Daniel Coste – On a marqué les 25 ans du CELV, centre créé dans un moment historique particulier de mise en relation des pays d’Europe de l’Ouest, membres déjà anciens du Conseil de l’Europe, avec des pays nouveaux membres. Cette relative hétérogénéité constitutive de l’accord partiel résultait d’une volonté politique affirmée et n’allait pas sans des différences, voire des déséquilibres entre les traditions d’enseignement et l’état des orientations de politique linguistique et de novation didactique. Est-ce que des effets de cette situation initiale sont encore perceptibles aujourd’hui ?

Sarah Breslin – Il est sûr qu’il y a 25 ans les différences entre les traditions pédagogiques ainsi que de politique linguistique entre les pays d’Europe de l’Ouest et ceux de l’Est étaient très marquées. Mais c’est précisément le rôle du Centre de faire le pont entre ces différences, de les utiliser comme opportunités d’apprentissage et je crois que, dans ce sens-là, le Centre a très bien réalisé sa mission. Je vous renvoie à ma première réponse – oui, les différences existent encore, mais elles existent également et nombreuses à l’intérieur de chaque pays et entre les pays de l’Ouest. Il faut connaître et partager ces expériences différentes au sein d’une communauté professionnelle comme le CELV et se poser la question : qu’est-ce que je peux apprendre de l’autre ? Est-ce que cette dissonance cognitive m’aide à réfléchir sur ma façon de voir et de faire les choses ?  Pour moi, les « déséquilibres » comme vous les décrivez, sont nécessaires pour progresser, mais bien sûr qu’il faut savoir les gérer, c’est-à-dire avec soin et sensibilité.  C’est un thème que j’ai exploré dans ma propre recherche – la valeur ajoutée potentielle d’un apprentissage qui a lieu par le franchissement de frontières – linguistiques, pédagogiques, culturelles, etc. – et ce qu’il faut faire pour assurer cet apprentissage.

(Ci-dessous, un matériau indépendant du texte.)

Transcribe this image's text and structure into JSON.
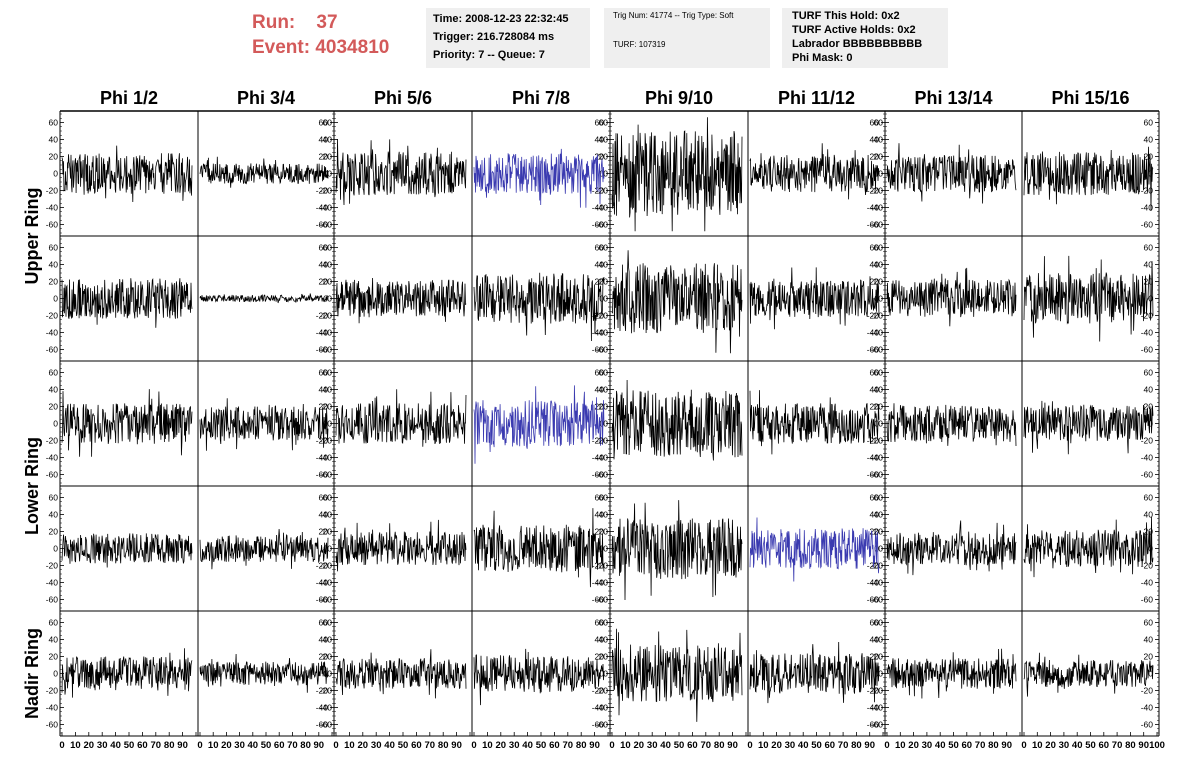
{
  "header": {
    "run_label": "Run:",
    "run_value": "37",
    "event_label": "Event:",
    "event_value": "4034810",
    "info_time": [
      "Time: 2008-12-23 22:32:45",
      "Trigger: 216.728084 ms",
      "Priority: 7 -- Queue: 7"
    ],
    "info_trig": [
      "Trig Num: 41774 -- Trig Type: Soft",
      "TURF: 107319"
    ],
    "info_turf": [
      "TURF This Hold: 0x2",
      "TURF Active Holds: 0x2",
      "Labrador BBBBBBBBBB",
      "Phi Mask: 0"
    ]
  },
  "colors": {
    "header_text": "#d35a5a",
    "info_bg": "#efefef",
    "trace_default": "#000000",
    "trace_highlight": "#3a3ab0"
  },
  "chart_data": {
    "type": "line",
    "layout": "grid",
    "columns": [
      "Phi 1/2",
      "Phi 3/4",
      "Phi 5/6",
      "Phi 7/8",
      "Phi 9/10",
      "Phi 11/12",
      "Phi 13/14",
      "Phi 15/16"
    ],
    "row_labels": [
      "Upper Ring",
      "Lower Ring",
      "Nadir Ring"
    ],
    "rows": 5,
    "xlim": [
      0,
      100
    ],
    "ylim": [
      -70,
      70
    ],
    "y_ticks": [
      -60,
      -40,
      -20,
      0,
      20,
      40,
      60
    ],
    "x_ticks": [
      0,
      10,
      20,
      30,
      40,
      50,
      60,
      70,
      80,
      90,
      100
    ],
    "x_tick_labels": [
      "0",
      "10",
      "20",
      "30",
      "40",
      "50",
      "60",
      "70",
      "80",
      "90",
      "100"
    ],
    "samples": 260,
    "highlighted": [
      [
        0,
        3
      ],
      [
        2,
        3
      ],
      [
        3,
        5
      ]
    ],
    "amplitudes": [
      [
        24,
        12,
        26,
        24,
        50,
        22,
        22,
        26
      ],
      [
        24,
        4,
        22,
        30,
        42,
        22,
        22,
        30
      ],
      [
        24,
        20,
        24,
        28,
        40,
        24,
        22,
        22
      ],
      [
        18,
        16,
        20,
        28,
        36,
        24,
        20,
        22
      ],
      [
        20,
        14,
        18,
        22,
        34,
        24,
        18,
        16
      ]
    ]
  }
}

Daniel Coste – Le CELV opère sur le mode de l’appel à projets à base pluriannuelle et à l’intérieur d’un cadrage thématique général, lui-même décliné en axes prioritaires. Comment et par quelles instances ces cadrages et ces axes sont-ils retenus ?

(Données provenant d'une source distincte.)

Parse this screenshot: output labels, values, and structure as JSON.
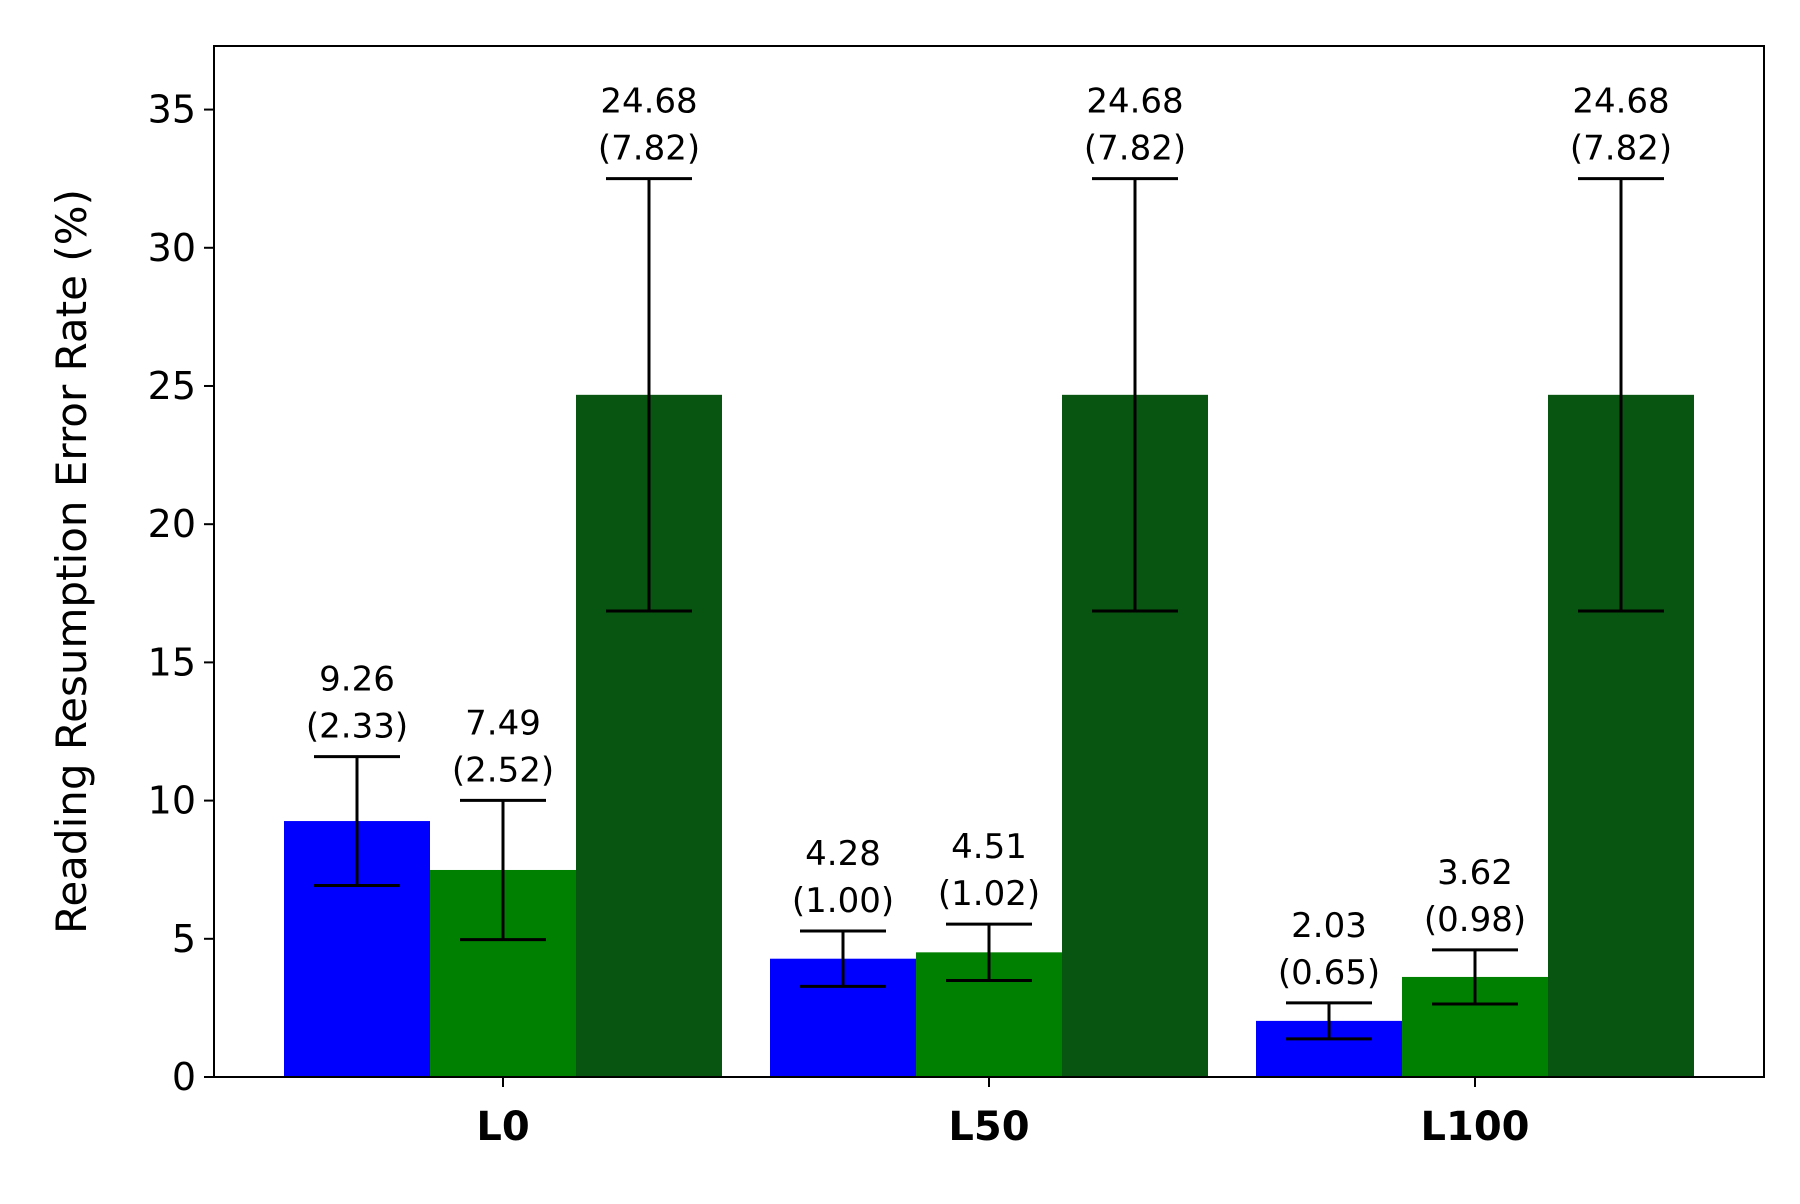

Sarah Breslin – Tout d’abord il faut dire que depuis au moins 10 ans maintenant, les programmes du CELV se constituent de deux volet principaux – les projets (avec l’appel à projets) et l’offre de formation et conseil (F&C) pour lequel il y a aussi, depuis le programme actuel, un appel à propositions, mais limitées aux experts qui ont déjà fait partie d’équipes de projet. Mais bon, les deux volets se retrouvent dans un cadrage thématique général, comme vous le dites. Le cadrage thématique avec ses axes prioritaires est le résultat d’un processus de co-construction, un dialogue, un riche échange avec toutes nos parties prenantes.  Et lorsqu’on commence un nouveau processus pour chaque programme, ces programmes se retrouvent fermement ancrés dans les valeurs du Conseil de l’Europe. C’est le point de départ de notre travail et notre vision essaie de « traduire » les trois piliers du Conseil −démocratie, état de droit, droits de l’homme − dans le contexte des langues :

 Une Europe qui s’engage pour la diversité linguistique et culturelle, qui reconnait et soutient le rôle clé que joue une éducation aux langues de qualité pour favoriser le dialogue interculturel, la citoyenneté démocratique et la cohésion sociale.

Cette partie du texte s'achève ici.